Sabtu, 05 Februari 2011

Asal Mula Cianjur

 Pada zaman dahulu di daerah Jawa Barat ada seorang lelaki yang sangat kaya. Seluruh sawah dan ladang di desanya menjadi miliknya. Penduduk desa itu hanya menjadi buruh tani lelaki tersebut. Orang kaya itu di juluki Pak Kikir oleh penduduk desa.

 Ia mempunyai seorang Putra. Bahkan terhadap anak laki-laki tunggalnya pun ia berlaku pelit. Putra Pak Kikir berwatak baik, walaupun watak ayahnya itu sudah terkenal ke seluruh desa. Tanpa sepengetahuan ayahnya Putra Pak Kikir selalu membantu tetangga dan penduduk desa yang sedang kesulitan.

 Pada suat hari, Pak Kikir harus mengadakan pesta syukuran. Menurut kepercayaan penduduk setempat pesta syukuran yang baik akan menghasilkan panen yang melimpah. Khawatir panen selanjutnya gagal, maka Pak Kikir terpaksa mengadakan pesta syukuran tersebut.

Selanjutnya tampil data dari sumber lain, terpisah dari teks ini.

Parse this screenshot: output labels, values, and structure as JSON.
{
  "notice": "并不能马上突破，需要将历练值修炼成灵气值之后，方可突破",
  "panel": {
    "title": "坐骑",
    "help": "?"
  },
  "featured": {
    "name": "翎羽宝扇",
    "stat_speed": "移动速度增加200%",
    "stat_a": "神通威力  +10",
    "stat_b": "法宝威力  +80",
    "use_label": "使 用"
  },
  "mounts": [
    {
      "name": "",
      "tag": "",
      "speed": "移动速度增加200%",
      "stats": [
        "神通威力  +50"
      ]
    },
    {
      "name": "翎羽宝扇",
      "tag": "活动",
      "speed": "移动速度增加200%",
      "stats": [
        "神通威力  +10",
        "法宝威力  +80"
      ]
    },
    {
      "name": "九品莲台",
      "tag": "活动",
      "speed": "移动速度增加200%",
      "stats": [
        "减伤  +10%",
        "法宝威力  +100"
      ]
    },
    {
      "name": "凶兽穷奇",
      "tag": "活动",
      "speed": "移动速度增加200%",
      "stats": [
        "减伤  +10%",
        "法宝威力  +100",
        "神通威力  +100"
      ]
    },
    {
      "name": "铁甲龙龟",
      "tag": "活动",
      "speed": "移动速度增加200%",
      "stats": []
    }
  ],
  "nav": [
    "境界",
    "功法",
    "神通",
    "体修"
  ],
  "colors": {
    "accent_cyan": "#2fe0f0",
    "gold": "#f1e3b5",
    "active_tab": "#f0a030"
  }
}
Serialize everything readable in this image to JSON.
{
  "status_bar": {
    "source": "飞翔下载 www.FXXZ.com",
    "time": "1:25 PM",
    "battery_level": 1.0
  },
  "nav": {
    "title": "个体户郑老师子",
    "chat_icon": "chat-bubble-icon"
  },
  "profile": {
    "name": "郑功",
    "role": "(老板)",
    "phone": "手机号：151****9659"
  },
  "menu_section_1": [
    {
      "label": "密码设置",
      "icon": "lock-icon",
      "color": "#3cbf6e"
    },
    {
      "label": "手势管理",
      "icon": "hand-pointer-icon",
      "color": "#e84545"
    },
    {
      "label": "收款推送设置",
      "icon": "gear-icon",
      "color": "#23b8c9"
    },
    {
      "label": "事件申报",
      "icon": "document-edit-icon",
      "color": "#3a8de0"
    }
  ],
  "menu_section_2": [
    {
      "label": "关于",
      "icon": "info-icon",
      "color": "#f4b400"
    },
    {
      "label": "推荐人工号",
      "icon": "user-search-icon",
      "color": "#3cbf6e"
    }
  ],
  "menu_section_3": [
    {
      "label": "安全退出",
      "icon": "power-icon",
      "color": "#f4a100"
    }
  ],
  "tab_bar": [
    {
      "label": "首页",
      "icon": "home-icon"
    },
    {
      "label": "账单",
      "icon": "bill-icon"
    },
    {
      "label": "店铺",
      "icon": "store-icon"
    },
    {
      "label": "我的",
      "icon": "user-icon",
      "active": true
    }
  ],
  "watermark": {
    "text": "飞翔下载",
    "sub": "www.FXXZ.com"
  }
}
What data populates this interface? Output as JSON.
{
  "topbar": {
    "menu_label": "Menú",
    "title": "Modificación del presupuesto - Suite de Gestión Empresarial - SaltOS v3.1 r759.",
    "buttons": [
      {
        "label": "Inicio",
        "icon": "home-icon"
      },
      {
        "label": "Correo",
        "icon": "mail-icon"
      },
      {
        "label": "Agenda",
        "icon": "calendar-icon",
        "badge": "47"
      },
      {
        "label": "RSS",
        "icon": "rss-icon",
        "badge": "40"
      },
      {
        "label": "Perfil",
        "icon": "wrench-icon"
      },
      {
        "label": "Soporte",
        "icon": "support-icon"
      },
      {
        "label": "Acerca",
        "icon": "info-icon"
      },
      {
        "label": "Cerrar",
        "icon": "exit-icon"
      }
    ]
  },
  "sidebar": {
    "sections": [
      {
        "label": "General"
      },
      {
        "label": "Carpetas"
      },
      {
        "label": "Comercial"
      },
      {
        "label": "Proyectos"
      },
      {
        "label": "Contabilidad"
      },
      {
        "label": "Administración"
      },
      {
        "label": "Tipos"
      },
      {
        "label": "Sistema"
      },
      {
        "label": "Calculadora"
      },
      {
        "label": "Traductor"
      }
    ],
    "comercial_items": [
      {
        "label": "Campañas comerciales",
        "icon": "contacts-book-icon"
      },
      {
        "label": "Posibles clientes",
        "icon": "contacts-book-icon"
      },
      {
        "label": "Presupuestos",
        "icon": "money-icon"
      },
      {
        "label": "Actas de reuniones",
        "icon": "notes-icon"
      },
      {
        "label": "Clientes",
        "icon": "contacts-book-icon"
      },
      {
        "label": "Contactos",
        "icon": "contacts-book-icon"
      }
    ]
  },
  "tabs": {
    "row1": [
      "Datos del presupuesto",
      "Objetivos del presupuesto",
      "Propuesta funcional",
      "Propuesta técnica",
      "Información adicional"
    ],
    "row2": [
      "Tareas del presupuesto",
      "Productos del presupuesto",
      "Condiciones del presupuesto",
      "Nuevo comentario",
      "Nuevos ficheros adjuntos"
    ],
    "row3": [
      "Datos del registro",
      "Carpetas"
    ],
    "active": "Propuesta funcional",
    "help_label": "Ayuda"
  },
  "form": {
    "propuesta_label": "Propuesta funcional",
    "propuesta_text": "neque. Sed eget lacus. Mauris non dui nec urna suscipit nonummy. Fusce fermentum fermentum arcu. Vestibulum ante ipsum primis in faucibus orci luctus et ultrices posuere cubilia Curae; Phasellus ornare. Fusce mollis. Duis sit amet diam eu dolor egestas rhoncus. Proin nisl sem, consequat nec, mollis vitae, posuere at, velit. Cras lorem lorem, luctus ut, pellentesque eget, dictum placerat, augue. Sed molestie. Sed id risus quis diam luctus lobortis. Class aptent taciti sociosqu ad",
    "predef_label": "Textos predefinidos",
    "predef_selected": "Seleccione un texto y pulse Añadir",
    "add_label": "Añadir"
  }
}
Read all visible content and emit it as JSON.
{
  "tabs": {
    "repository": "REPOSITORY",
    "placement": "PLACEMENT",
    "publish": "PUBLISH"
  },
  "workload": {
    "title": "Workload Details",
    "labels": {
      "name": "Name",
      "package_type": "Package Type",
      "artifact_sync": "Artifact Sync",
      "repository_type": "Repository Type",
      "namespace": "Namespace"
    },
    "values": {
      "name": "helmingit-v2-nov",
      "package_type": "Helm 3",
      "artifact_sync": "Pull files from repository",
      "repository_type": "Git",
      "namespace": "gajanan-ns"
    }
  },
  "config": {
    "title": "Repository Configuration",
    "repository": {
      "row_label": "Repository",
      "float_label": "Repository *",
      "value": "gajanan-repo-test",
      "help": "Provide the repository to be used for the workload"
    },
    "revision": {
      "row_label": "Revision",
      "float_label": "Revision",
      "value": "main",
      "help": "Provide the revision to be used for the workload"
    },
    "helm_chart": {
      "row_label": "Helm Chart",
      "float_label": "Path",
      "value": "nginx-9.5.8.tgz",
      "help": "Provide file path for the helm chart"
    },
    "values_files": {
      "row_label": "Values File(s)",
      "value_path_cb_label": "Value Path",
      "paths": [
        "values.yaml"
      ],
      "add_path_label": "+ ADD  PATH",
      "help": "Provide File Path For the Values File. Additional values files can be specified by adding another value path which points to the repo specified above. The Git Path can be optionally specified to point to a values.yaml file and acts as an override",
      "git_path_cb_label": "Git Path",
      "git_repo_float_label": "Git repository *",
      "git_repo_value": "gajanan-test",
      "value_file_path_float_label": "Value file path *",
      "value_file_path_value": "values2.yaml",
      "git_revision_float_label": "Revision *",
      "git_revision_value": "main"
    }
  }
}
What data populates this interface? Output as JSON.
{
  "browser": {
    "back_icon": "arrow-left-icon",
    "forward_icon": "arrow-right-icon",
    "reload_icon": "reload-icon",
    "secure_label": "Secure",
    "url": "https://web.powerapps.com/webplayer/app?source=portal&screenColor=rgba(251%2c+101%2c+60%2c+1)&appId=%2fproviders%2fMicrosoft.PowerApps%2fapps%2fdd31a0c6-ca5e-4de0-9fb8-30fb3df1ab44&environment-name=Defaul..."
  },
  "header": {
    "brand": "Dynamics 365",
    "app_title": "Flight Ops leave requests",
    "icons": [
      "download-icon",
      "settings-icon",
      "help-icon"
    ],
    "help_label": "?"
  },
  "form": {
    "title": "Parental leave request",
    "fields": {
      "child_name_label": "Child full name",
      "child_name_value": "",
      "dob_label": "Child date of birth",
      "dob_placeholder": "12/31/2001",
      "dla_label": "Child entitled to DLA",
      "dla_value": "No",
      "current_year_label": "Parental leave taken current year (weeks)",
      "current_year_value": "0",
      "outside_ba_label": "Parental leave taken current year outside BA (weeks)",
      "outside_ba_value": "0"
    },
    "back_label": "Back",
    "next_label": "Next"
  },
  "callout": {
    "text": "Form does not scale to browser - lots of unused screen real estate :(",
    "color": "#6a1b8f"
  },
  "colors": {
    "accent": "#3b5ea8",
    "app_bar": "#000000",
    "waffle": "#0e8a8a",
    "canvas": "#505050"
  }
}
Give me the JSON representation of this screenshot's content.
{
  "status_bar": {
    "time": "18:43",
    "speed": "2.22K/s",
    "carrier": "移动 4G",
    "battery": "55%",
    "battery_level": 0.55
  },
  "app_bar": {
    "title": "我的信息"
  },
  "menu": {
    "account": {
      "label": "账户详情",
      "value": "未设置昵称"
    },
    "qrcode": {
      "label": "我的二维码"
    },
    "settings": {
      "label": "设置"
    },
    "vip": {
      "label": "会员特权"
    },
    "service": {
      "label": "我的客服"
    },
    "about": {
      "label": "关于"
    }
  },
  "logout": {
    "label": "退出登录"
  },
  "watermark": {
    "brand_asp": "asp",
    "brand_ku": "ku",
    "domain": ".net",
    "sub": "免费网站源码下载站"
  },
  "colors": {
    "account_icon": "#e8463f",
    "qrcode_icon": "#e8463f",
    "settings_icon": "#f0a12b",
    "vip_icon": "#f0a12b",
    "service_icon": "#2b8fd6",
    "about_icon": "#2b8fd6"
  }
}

Semua Penduduk desa diundang. Paar penduduk desa mengura akan mendapat makanan yang enak dan lezat dalam peta itu. Ternyata perkiraan mereka meleset. Pak Kikir hanya menyediakan lauk-pauk sederhana. Itu pun tidak cukup dibagikan untuk seluruh penduduk desa. Banyak penduduk desa yang hanya bisa mengelus dada.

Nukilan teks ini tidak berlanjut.